Les textes de Chevillard rêvent l'être absolu qui assumerait l'absence d'identité et toutes les identités. Le caoutchouc, qui fournit le titre à l'un des romans, constitue le matériau rêvé: il se signale par une simplicité d'aspect et une ductilité qui le fait répondre à toutes les sollicitations. Mou, malléable, le caoutchouc est la pâte universelle, capable de prendre toutes les formes. L'animal en général constitue l'objet ludique par excellence, comme s'il représentait une chance pour le monde de ne pas se figer sur les positions acquises. L'éléphant cher à Chevillard se situe au croisement de la bête et du caoutchouc. Il partage avec ce dernier une consistance apparemment élastique et un archaïsme vaguement incongru. C'est un animal pour les enfants, de même que le caoutchouc, comme la pâte à modeler, est un matériau infantile.

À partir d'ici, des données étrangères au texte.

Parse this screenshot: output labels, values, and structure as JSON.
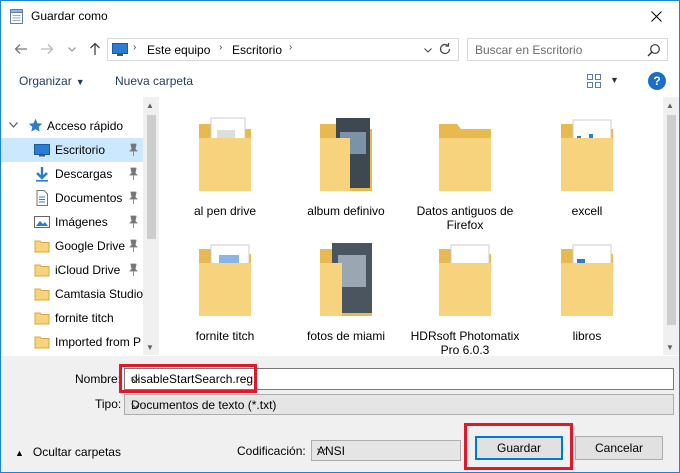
{
  "window": {
    "title": "Guardar como"
  },
  "address": {
    "crumbs": [
      "Este equipo",
      "Escritorio"
    ]
  },
  "search": {
    "placeholder": "Buscar en Escritorio"
  },
  "toolbar": {
    "organize_label": "Organizar",
    "new_folder_label": "Nueva carpeta"
  },
  "nav": {
    "quick_access": "Acceso rápido",
    "items": [
      {
        "label": "Escritorio",
        "icon": "desktop-icon",
        "pinned": true,
        "selected": true
      },
      {
        "label": "Descargas",
        "icon": "download-icon",
        "pinned": true
      },
      {
        "label": "Documentos",
        "icon": "documents-icon",
        "pinned": true
      },
      {
        "label": "Imágenes",
        "icon": "pictures-icon",
        "pinned": true
      },
      {
        "label": "Google Drive",
        "icon": "folder-icon",
        "pinned": true
      },
      {
        "label": "iCloud Drive",
        "icon": "folder-icon",
        "pinned": true
      },
      {
        "label": "Camtasia Studio",
        "icon": "folder-icon",
        "pinned": false
      },
      {
        "label": "fornite titch",
        "icon": "folder-icon",
        "pinned": false
      },
      {
        "label": "Imported from P",
        "icon": "folder-icon",
        "pinned": false
      }
    ]
  },
  "files": [
    {
      "label": "al pen drive"
    },
    {
      "label": "album definivo"
    },
    {
      "label": "Datos antiguos de Firefox"
    },
    {
      "label": "excell"
    },
    {
      "label": "fornite titch"
    },
    {
      "label": "fotos de miami"
    },
    {
      "label": "HDRsoft Photomatix Pro 6.0.3"
    },
    {
      "label": "libros"
    }
  ],
  "form": {
    "name_label": "Nombre:",
    "name_value": "disableStartSearch.reg",
    "type_label": "Tipo:",
    "type_value": "Documentos de texto (*.txt)",
    "hide_folders_label": "Ocultar carpetas",
    "encoding_label": "Codificación:",
    "encoding_value": "ANSI",
    "save_label": "Guardar",
    "cancel_label": "Cancelar"
  },
  "colors": {
    "accent": "#0078d7",
    "selection": "#cce8ff",
    "highlight": "#e0182a",
    "folder": "#f7d37e"
  }
}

Une grande partie des textes de Chevillard entreprend de tenir cette gageure: définir l'infinie particularité d'un objet qui n'est rien de particulier. Le fait même de n'être rien de particulier le différencie de tout autre individu. Seulement il s'agit d'une différence vide. Vide et absolue à la fois: Crab n'est pas seulement, comme nous tous, différent de tous ceux qu'il n'est pas, il est différent parce qu'il n'a pas de différence. Crab, l'être le plus particulier qui soit tout en pouvant devenir tous les êtres, est donc une sorte de monstre absolu, comme Palafox, animal susceptible d'être tous les animaux. La vie de Crab telle que Chevillard la raconte est rythmée par une constante pulsation: systoles de l'unité dans la différence, diastoles des identités dispersées. D'où ces systèmes circulaires dans lesquels le constat d'une différence enchaîne logiquement, et implacablement, sur l'indifférence, pour enfin en revenir au départ:

Crab n'a que mépris pour lui-même, mais son mépris le laisse froid, et cette indifférence l'afflige tant qu'il en devient pathétique et se prend finalement en pitié, sa vanité la refuse et son visage affiche du coup un petit air satisfait qu'il est le premier à trouver ridicule, de là le mépris qu'il s'inspire à lui-même et qui malheureusement le laisse froid.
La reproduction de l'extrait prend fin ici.